Il ne parle pas une fois qu'il les a franchies, car s'il le faisait, les gens ne l'entendraient ni ne le comprendraient pas. Tous les mots qu'il peut employer, de notre côté, ont pour base une expérience acquise en dehors des Portes, et lorsqu'il les utilise, ils évoquent uniquement dans le mental de ses auditeurs des idées qui correspondent au plan où ils se trouvent, et aux expériences qu'ils y ont faites ; car s'il parle du genre d'idées et d'expériences qu'il a acquises de l'autre côté, ses auditeurs ignorent ce que recouvrent ses paroles, si bien que ses assertions semblent profondes. Elles ne sont ni voilées, ni profondes parce qu'il veut être un mystique dont personne ne peut expliquer être enseignés par personne, mais uniquement en raison des nécessités de la situation. Il désire ardemment parler à tous ceux qui voudraient savoir, mais il ne peut transmettre ce qu'il voudrait, si bien qu'il est parfois accusé d'être inutilement vague et de les induire en erreur.

Mais certains prétendent avoir franchi les Portes, et ne font que parler de banalités, jongler avec les mots qui ne peuvent être compris, parce qu'il ne se trouve rien en eux qui se fonde sur l'expérience. Comment faire pour distinguer entre ces deux cas de figure ?

Il y a deux méthodes :

1. En ayant une immense érudition, une connaissance approfondie des diverses et innombrables assertions de maitres reconnus au fil des âges, et dont les paroles sont remplies de puissance. Mais de toute évidence, c'est une tâche immense et ardue, qui exige des années consacrées à la lecture et une capacité de mémorisation hors du commun. Aussi ce ne peut être la méthode la plus utile pour nous. C'est la voie de la connaissance livresque.

2. L'autre méthode consiste à vérifier ces déclarations à l'aide de notre intuition. Il n'est pas de personne qui ne possède une voix intérieure - un mentor silencieux - qui fait pour ainsi dire résonner à l'intérieur de nous la cloche qui correspond à la vérité, tout comme les cordes d'un piano entrent en résonance avec les vibrations qui leur sont spécifiques, sans qu'il faille pour cela frapper les touches correspondantes. C'est exactement comme si nous avions en nous une série de fibres dont les vibrations sont toutes vraies, mais qui n'entreraient en résonance avec ces paroles et ces propositions que si elles aussi sont vraies. C'est ainsi qu'un individu faux et prétentieux qui emploie un langage voilé uniquement pour proférer des inanités ne fera jamais résonner en nous ces fibres qui correspondent à la vérité. Tandis que lorsque quelqu'un qui a franchi ces Portes emploie des mots voilant vraiment des idées grandioses, toutes ces fibres invisibles se mettent immédiatement à vibrer à l'unisson en nous. Le maître intérieur les a touchées, et nous sentons qu'il a dit vrai, et que nous le comprenions ou pas, nous éprouvons la puissance de la vibration et la valeur des paroles que nous avons entendues.

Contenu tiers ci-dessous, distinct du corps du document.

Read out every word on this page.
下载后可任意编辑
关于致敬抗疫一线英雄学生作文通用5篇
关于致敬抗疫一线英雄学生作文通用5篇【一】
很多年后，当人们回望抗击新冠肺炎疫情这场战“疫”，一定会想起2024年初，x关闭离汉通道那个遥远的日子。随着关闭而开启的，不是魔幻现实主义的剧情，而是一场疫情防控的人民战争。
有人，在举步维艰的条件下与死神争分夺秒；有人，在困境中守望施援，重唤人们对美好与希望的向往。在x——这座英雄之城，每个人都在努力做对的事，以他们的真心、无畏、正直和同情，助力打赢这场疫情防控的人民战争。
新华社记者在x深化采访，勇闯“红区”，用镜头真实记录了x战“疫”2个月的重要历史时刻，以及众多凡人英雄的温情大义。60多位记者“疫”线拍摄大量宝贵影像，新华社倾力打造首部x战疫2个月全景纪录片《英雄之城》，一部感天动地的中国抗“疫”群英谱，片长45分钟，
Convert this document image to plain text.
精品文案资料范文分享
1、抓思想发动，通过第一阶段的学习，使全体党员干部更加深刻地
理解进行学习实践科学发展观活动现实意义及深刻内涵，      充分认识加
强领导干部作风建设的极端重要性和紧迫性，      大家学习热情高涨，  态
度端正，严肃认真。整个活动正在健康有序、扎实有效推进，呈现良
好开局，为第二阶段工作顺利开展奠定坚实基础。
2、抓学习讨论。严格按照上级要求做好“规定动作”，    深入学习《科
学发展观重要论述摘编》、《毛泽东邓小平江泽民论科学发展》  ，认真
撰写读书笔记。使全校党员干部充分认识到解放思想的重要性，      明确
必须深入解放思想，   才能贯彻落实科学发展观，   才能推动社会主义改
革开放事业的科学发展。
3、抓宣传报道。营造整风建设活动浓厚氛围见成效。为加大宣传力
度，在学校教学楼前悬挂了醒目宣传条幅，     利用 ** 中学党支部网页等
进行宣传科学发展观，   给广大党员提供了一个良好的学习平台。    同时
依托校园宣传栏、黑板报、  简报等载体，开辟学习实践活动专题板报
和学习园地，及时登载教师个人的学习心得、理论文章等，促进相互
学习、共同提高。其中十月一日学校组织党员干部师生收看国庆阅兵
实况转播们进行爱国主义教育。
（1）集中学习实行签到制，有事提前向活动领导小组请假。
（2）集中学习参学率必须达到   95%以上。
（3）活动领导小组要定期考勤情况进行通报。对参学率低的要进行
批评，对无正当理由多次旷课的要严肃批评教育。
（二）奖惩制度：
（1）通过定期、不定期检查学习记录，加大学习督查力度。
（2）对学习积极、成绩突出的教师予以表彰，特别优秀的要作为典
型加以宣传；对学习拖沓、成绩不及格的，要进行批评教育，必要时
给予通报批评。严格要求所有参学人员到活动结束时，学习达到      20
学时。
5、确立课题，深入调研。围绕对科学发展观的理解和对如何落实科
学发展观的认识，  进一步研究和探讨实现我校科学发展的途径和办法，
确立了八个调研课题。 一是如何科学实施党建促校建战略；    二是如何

De nombreuses personnes ont tendance à douter de l'existence en eux de cette intuition, alors qu'en fait elles la possèdent. C'est un héritage commun à tous les hommes, et qui n'a besoin que d'un effort désintéressé pour se développer. De nombreux égoïstes la possèdent, dans leur vie égoïste ; plus d'un grand financier, ou chef d'entreprise l'a et l'utilise. Ce n'est là toutefois que son mode d'expression le plus bas.

En lui adressant constamment mentalement toutes les propositions, et en lui donnant ainsi l'opportunité de se développer, elle grandira et parlera bientôt d'une voix assurée. C'est ce que signifie, dans les anciens textes Hindous, l'expression "une connaissance de la portée réelle des livres sacrés". Elle devrait être cultivée, car c'est l'une des premières étapes permettant de se connaître soi-même, et de comprendre les autres.

Particulièrement dans notre civilisation, nous sommes enclins à regarder à l'extérieur, plutôt qu'à l'intérieur de nous-mêmes. Presque tous nos progrès sont d'ordre matériel, et donc superficiels. L'esprit est négligé, voire oublié, tandis que ce qui n'est pas l'esprit est sanctifié comme tel. Les intuitions du petit enfant sont étouffées et finissent par se perdre presque complètement, laissant la plupart à la merci de jugements fondés sur une raison extérieure. Comment donc une personne qui se serait approchée des Portes d'Or - ou à plus forte raison, qui les aurait franchies - pourrait-elle ne pas rester silencieuse dans un environnement où l'éclat de cette lumière d'or est inconnu, ou nié ? Forcé d'employer les mots de ses compagnons de route, il leur donne un sens qui leur est inconnu, ou il les sort de leur contexte habituel. Il est donc parfois vague, souvent ambigu, et rarement bien compris. Mais aucun de ces mots ne se perdra, car ils résonnent à travers les âges, et ils se transformeront en sentences d'or dans les périodes futures, dans le cœur des disciples à venir.